Shorts on Sundays: The Repton

Ray Winstone Revisits His Old Boxing Club with Director Alasdair McLellan to Launch Season Two

Ray Winstone reminisces under a wall of heroes and former sparring partners in the first installment of Shorts on Sundays, Season Two. Directed by leading fashion photographer Alasdair McLellan, today’s evocative film stars the rogue veteran of Scum, Nil by Mouth and Sexy Beast, who tells stories about old haunt the Repton Boxing Club to the establishment’s current star, Ryan Pickard, who also wrote the screenplay. “My dad boxed, my grandpa boxed and everyone where I lived in the East End was involved in boxing in some way,” says Winstone, who was awarded the club’s coveted John H. Stracey award after winning all 13 fights in his first senior year at 17, retiring soon after as his acting career kicked off. “You would meet kids from all walks of life,” says the actor of his influential early days. “Repton boys have gone on to become government officials in Africa, and photographers and writers. It gave you the confidence to mix and learn how to behave socially—it was my education.”

Do you ever daydream about a parallel universe where you have achieved accolades in boxing instead of acting?
Ray Winstone:
“No, I did everything I wanted to do in boxing. I was a lucky boy, as I had another choice and found something I could do. I was never good enough or dedicated enough to be a professional. We had three world champions while I was around but the most important thing for me is the boys who come through that club and take something away with them, in the form of a discipline and social behavior.

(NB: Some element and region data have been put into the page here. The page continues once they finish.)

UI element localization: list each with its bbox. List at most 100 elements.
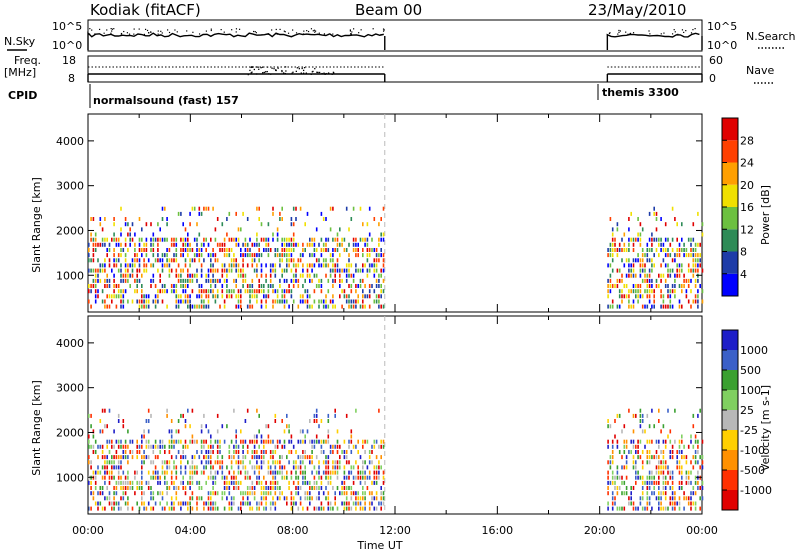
echo-cell <box>368 232 371 237</box>
echo-cell <box>290 268 293 273</box>
echo-cell <box>662 294 665 299</box>
echo-cell <box>147 294 150 299</box>
echo-cell <box>258 248 260 252</box>
echo-cell <box>345 455 348 460</box>
echo-cell <box>366 248 369 252</box>
echo-cell <box>692 222 695 227</box>
echo-cell <box>669 299 672 304</box>
nsky-point <box>150 31 152 33</box>
echo-cell <box>641 480 644 485</box>
echo-cell <box>315 486 318 490</box>
echo-cell <box>141 253 143 258</box>
echo-cell <box>632 289 635 294</box>
echo-cell <box>660 273 662 278</box>
echo-cell <box>129 486 131 490</box>
echo-cell <box>302 480 304 485</box>
echo-cell <box>607 470 609 475</box>
echo-cell <box>276 480 279 485</box>
echo-cell <box>150 413 152 418</box>
echo-cell <box>678 263 681 268</box>
echo-cell <box>339 465 341 470</box>
echo-cell <box>350 465 353 470</box>
echo-cell <box>159 439 161 444</box>
echo-cell <box>350 304 353 309</box>
echo-cell <box>632 429 635 434</box>
nsky-point <box>161 32 163 34</box>
echo-cell <box>648 294 651 299</box>
echo-cell <box>678 304 681 309</box>
echo-cell <box>304 434 306 439</box>
echo-cell <box>660 429 662 434</box>
echo-cell <box>101 444 104 449</box>
echo-cell <box>267 434 270 439</box>
echo-cell <box>221 222 224 227</box>
echo-cell <box>191 248 194 252</box>
echo-cell <box>339 294 341 299</box>
echo-cell <box>175 429 178 434</box>
echo-cell <box>632 455 635 460</box>
echo-cell <box>108 263 111 268</box>
nsky-point <box>120 33 122 35</box>
echo-cell <box>272 480 274 485</box>
echo-cell <box>88 506 90 511</box>
echo-cell <box>350 439 353 444</box>
echo-cell <box>644 429 646 434</box>
power-colorbar-label: Power [dB] <box>759 185 772 245</box>
echo-cell <box>355 496 357 501</box>
echo-cell <box>623 506 626 511</box>
echo-cell <box>145 419 148 423</box>
echo-cell <box>639 258 642 263</box>
echo-cell <box>124 268 127 273</box>
echo-cell <box>226 278 228 283</box>
echo-cell <box>373 268 376 273</box>
echo-cell <box>196 248 198 252</box>
echo-cell <box>101 227 104 232</box>
echo-cell <box>667 294 669 299</box>
echo-cell <box>134 248 136 252</box>
echo-cell <box>616 304 619 309</box>
echo-cell <box>205 237 207 242</box>
echo-cell <box>607 480 609 485</box>
echo-cell <box>180 480 182 485</box>
echo-cell <box>214 294 217 299</box>
echo-cell <box>228 491 231 496</box>
echo-cell <box>101 408 104 413</box>
echo-cell <box>161 465 164 470</box>
echo-cell <box>269 273 272 278</box>
echo-cell <box>378 284 380 288</box>
echo-cell <box>332 486 334 490</box>
echo-cell <box>348 439 350 444</box>
echo-cell <box>99 222 102 227</box>
freq-point <box>291 72 293 74</box>
echo-cell <box>168 450 171 454</box>
echo-cell <box>352 299 355 304</box>
echo-cell <box>94 237 97 242</box>
echo-cell <box>362 222 364 227</box>
echo-cell <box>674 501 676 506</box>
echo-cell <box>175 465 178 470</box>
echo-cell <box>253 491 256 496</box>
echo-cell <box>616 227 619 232</box>
nsky-point <box>629 33 631 35</box>
echo-cell <box>237 450 240 454</box>
freq-point <box>318 71 321 74</box>
echo-cell <box>230 294 233 299</box>
echo-cell <box>242 211 244 216</box>
echo-cell <box>127 232 129 237</box>
echo-cell <box>332 450 334 454</box>
echo-cell <box>205 460 207 465</box>
echo-cell <box>364 475 366 480</box>
echo-cell <box>355 444 357 449</box>
echo-cell <box>382 278 385 283</box>
echo-cell <box>295 470 297 475</box>
echo-cell <box>249 253 251 258</box>
echo-cell <box>244 289 247 294</box>
echo-cell <box>302 242 304 247</box>
echo-cell <box>648 237 651 242</box>
echo-cell <box>216 439 219 444</box>
echo-cell <box>198 232 201 237</box>
echo-cell <box>315 439 318 444</box>
echo-cell <box>113 258 115 263</box>
echo-cell <box>196 465 198 470</box>
echo-cell <box>228 506 231 511</box>
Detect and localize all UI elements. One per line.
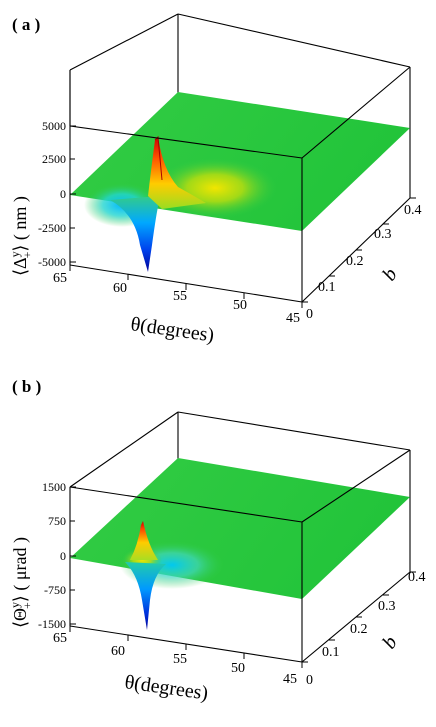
panel-b-box-front: [69, 449, 411, 663]
panel-a-positive-spike: [148, 137, 206, 209]
panel-b-ytick-label: 0.3: [378, 599, 396, 614]
panel-a-xtick-label: 45: [286, 311, 300, 326]
panel-a-negative-spike: [110, 196, 160, 272]
panel-b-xtick-label: 45: [283, 672, 297, 687]
panel-a-xtick-label: 60: [113, 281, 127, 296]
panel-a-ytick-label: 0.2: [346, 254, 364, 269]
panel-b-xtick-label: 55: [173, 652, 187, 667]
panel-a-ylabel: b: [378, 264, 402, 285]
panel-a-ztick-label: -2500: [38, 221, 66, 235]
panel-b-xtick-label: 50: [231, 661, 245, 676]
panel-b-ylabel: b: [378, 632, 402, 653]
panel-b-xtick-label: 60: [111, 644, 125, 659]
panel-a-ztick-label: 5000: [42, 119, 66, 133]
panel-b-zlabel: ⟨Θy+⟩ ( μrad ): [8, 537, 34, 628]
panel-b-ytick-label: 0: [306, 673, 313, 688]
panel-b-ztick-label: 0: [60, 549, 66, 563]
panel-a-xtick-label: 55: [173, 289, 187, 304]
panel-b-ytick-label: 0.4: [408, 570, 426, 585]
panel-b: 1500 750 0 -750 -1500 65 60 55 50 45: [8, 377, 426, 705]
panel-b-ytick-label: 0.2: [350, 622, 368, 637]
panel-b-negative-spike: [125, 562, 166, 630]
panel-a-zlabel: ⟨Δy+⟩ ( nm ): [8, 196, 34, 276]
panel-a-xtick-label: 65: [53, 271, 67, 286]
panel-b-ztick-label: -1500: [38, 617, 66, 631]
panel-a: 5000 2500 0 -2500 -5000 65 60 55 50 45: [8, 13, 422, 347]
panel-a-xtick-label: 50: [233, 298, 247, 313]
panel-b-xtick-label: 65: [53, 631, 67, 646]
panel-a-x-ticks: [69, 265, 303, 308]
panel-b-positive-spike: [130, 521, 158, 560]
panel-a-y-ticks: [302, 197, 416, 303]
panel-b-z-ticks: [70, 486, 76, 625]
panel-b-ztick-label: 1500: [42, 480, 66, 494]
panel-a-ytick-label: 0: [306, 307, 313, 322]
panel-a-ztick-label: 0: [60, 187, 66, 201]
panel-a-ztick-label: 2500: [42, 152, 66, 166]
panel-b-x-ticks: [69, 626, 303, 668]
panel-b-ztick-label: 750: [48, 514, 66, 528]
panel-a-ztick-label: -5000: [38, 255, 66, 269]
panel-b-y-ticks: [302, 571, 416, 663]
panel-a-ytick-label: 0.1: [318, 280, 336, 295]
panel-b-label: ( b ): [12, 377, 41, 396]
panel-b-xlabel: θ(degrees): [123, 671, 209, 704]
panel-a-positive-spike-edge: [154, 135, 163, 181]
panel-a-ytick-label: 0.4: [404, 203, 422, 218]
panel-a-xlabel: θ(degrees): [129, 313, 215, 346]
panel-b-ytick-label: 0.1: [322, 645, 340, 660]
panel-b-ztick-label: -750: [44, 583, 66, 597]
panel-a-label: ( a ): [12, 15, 40, 34]
panel-a-ytick-label: 0.3: [374, 227, 392, 242]
panel-b-surface-plane: [70, 458, 410, 599]
panel-a-z-ticks: [70, 125, 76, 263]
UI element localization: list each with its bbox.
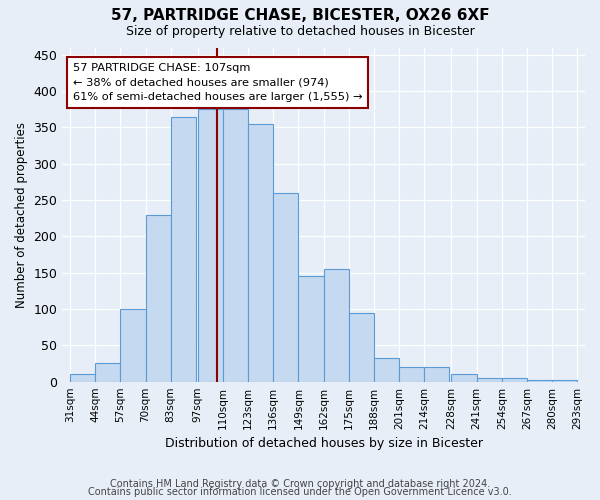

Do you think that is the legacy of the Repton?
RW:
Yes. I wasn’t deprived but there were plenty of kids who were. There were a lot of people who through boxing aren’t in prison today. They found something else to do and stayed off the streets.

Are you quite surprised it’s survived this long?
RW:
I think it’ll last forever; it would be a travesty if something like the Repton collapses. People would have nowhere to go. I can’t imagine the area without it. The boss Mark Newman is sorting out the club’s own clothes line that will put some money in and hopefully keep it going.